The U.S. health care system is hamstrung by high costs and inefficient care, wasting $750 billion in 2009 alone, but new technology and a better-designed payment system could help turn the system around, according to a report released Sept. 6 by the Institute of Medicine.
America’s disorganized and overly complex health care system is both too slow to adopt simple solutions like consistent provider handwashing, while also moving too quickly to implement costly and unproven new technologies and treatments, the IOM committee wrote.
The result is that for 31 of the past 40 years, health care costs have increased at a greater rate than the total U.S. economy. Health care costs also now account for about 18% of the country’s gross domestic product, according to the report.
"It would be one thing if we were getting good value for this money, but there is ample evidence, noted in the report, that there is tremendous waste in this system," Dr. Mark D. Smith, chair of the IOM committee and president and CEO of the California HealthCare Foundation in Oakland, said during a press conference to release the report.
The IOM committee estimates that about 30% of U.S. health spending in 2009 – about $750 billion – was spent on unnecessary services, excessive administrative costs, and fraud. And in 2005, 75,000 deaths might have been prevented if all states had delivered the same quality of care as the highest performing state, according to the committee.
Dr. Smith noted several examples of "wasted opportunities in American health care." For instance, less than half of elderly patients are up-to-date on clinical preventive services. These same patients also struggle to coordinate their care, seeing an average of seven physicians across four practices each year. On the hospital side, surgery patients are seen by 27 different providers during an average hospital stay. Still, one in five hospitalized patients is readmitted within 30 days of discharge.
Despite the challenges, Dr. Smith said the affordability of sophisticated computer technology and advances in the science of organizational management offer hope for moving to a system of higher quality care at lower cost.
A crucial first step, however, must be to change the payment incentives so that physicians are not paid for doing more, but instead are paid for better clinical outcomes.
"We need to have a financial environment in which providing high-value care is rewarded by payers and that reward requires that the delivery of high-value care be known to everyone," Dr. Smith said. "That’s why transparency is important, rather than reputation."
The IOM committee recommended that both private and public payers begin to reward improvement and learning through outcome-based and value-oriented payment models. They also said payments should favor team-based care that focuses on patient goals.
Health care organizations and payers also should make available more information on quality and cost, the IOM committee wrote.
Clinical decision support is another key element in improving a health care system that is overwhelmed with data, according to the IOM report. "It’s not good enough for the answer to be in a journal that you might read later on that night when the patient has already gone home," Dr. Smith said, adding that there also needs to be a way to capture clinical data for quality improvement and research purposes.
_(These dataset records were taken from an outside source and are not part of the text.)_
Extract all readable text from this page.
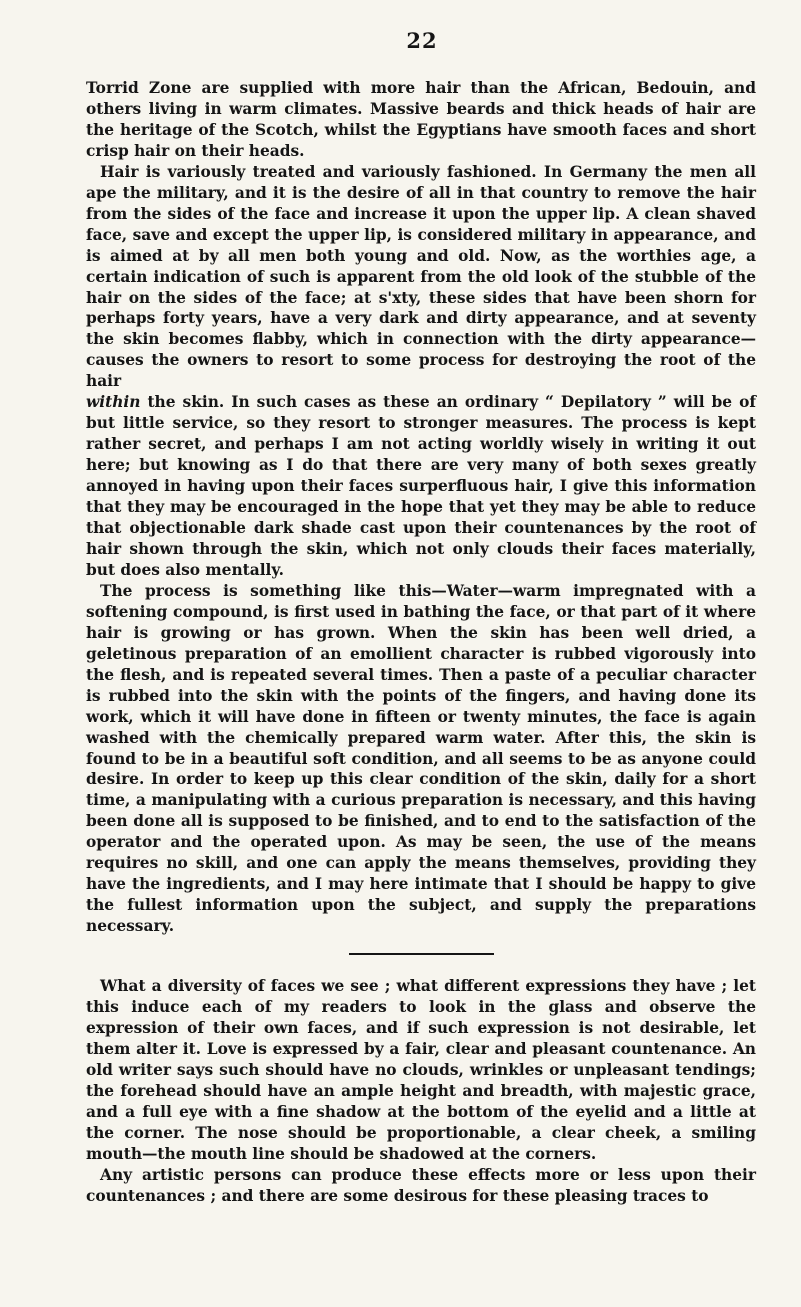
22

Torrid Zone are supplied with more hair than the African, Bedouin, and others living in warm climates. Massive beards and thick heads of hair are the heritage of the Scotch, whilst the Egyptians have smooth faces and short crisp hair on their heads.

Hair is variously treated and variously fashioned. In Germany the men all ape the military, and it is the desire of all in that country to remove the hair from the sides of the face and increase it upon the upper lip. A clean shaved face, save and except the upper lip, is considered military in appearance, and is aimed at by all men both young and old. Now, as the worthies age, a certain indication of such is apparent from the old look of the stubble of the hair on the sides of the face; at s'xty, these sides that have been shorn for perhaps forty years, have a very dark and dirty appearance, and at seventy the skin becomes flabby, which in connection with the dirty appearance—causes the owners to resort to some process for destroying the root of the hair

within the skin. In such cases as these an ordinary “ Depilatory ” will be of but little service, so they resort to stronger measures. The process is kept rather secret, and perhaps I am not acting worldly wisely in writing it out here; but knowing as I do that there are very many of both sexes greatly annoyed in having upon their faces surperfluous hair, I give this information that they may be encouraged in the hope that yet they may be able to reduce that objectionable dark shade cast upon their countenances by the root of hair shown through the skin, which not only clouds their faces materially, but does also mentally.

The process is something like this—Water—warm impregnated with a softening compound, is first used in bathing the face, or that part of it where hair is growing or has grown. When the skin has been well dried, a geletinous preparation of an emollient character is rubbed vigorously into the flesh, and is repeated several times. Then a paste of a peculiar character is rubbed into the skin with the points of the fingers, and having done its work, which it will have done in fifteen or twenty minutes, the face is again washed with the chemically prepared warm water. After this, the skin is found to be in a beautiful soft condition, and all seems to be as anyone could desire. In order to keep up this clear condition of the skin, daily for a short time, a manipulating with a curious preparation is necessary, and this having been done all is supposed to be finished, and to end to the satisfaction of the operator and the operated upon. As may be seen, the use of the means requires no skill, and one can apply the means themselves, providing they have the ingredients, and I may here intimate that I should be happy to give the fullest information upon the subject, and supply the preparations necessary.

What a diversity of faces we see ; what different expressions they have ; let this induce each of my readers to look in the glass and observe the expression of their own faces, and if such expression is not desirable, let them alter it. Love is expressed by a fair, clear and pleasant countenance. An old writer says such should have no clouds, wrinkles or unpleasant tendings; the forehead should have an ample height and breadth, with majestic grace, and a full eye with a fine shadow at the bottom of the eyelid and a little at the corner. The nose should be proportionable, a clear cheek, a smiling mouth—the mouth line should be shadowed at the corners.

Any artistic persons can produce these effects more or less upon their countenances ; and there are some desirous for these pleasing traces to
Other key elements recommended by the IOM committee include getting patients more involved in their care, establishing better communication between inpatient and outpatient physicians, and using management tools from the retail industry to change the "culture" in health care and provide more support for learning and quality improvement.
That cultural shift also includes a move from a "cost agnostic" approach to a "cost aware" approach by clinicians, Dr. Smith said.
The report was sponsored by the Blue Shield of California Foundation, Charina Endowment Fund, and the Robert Wood Johnson Foundation.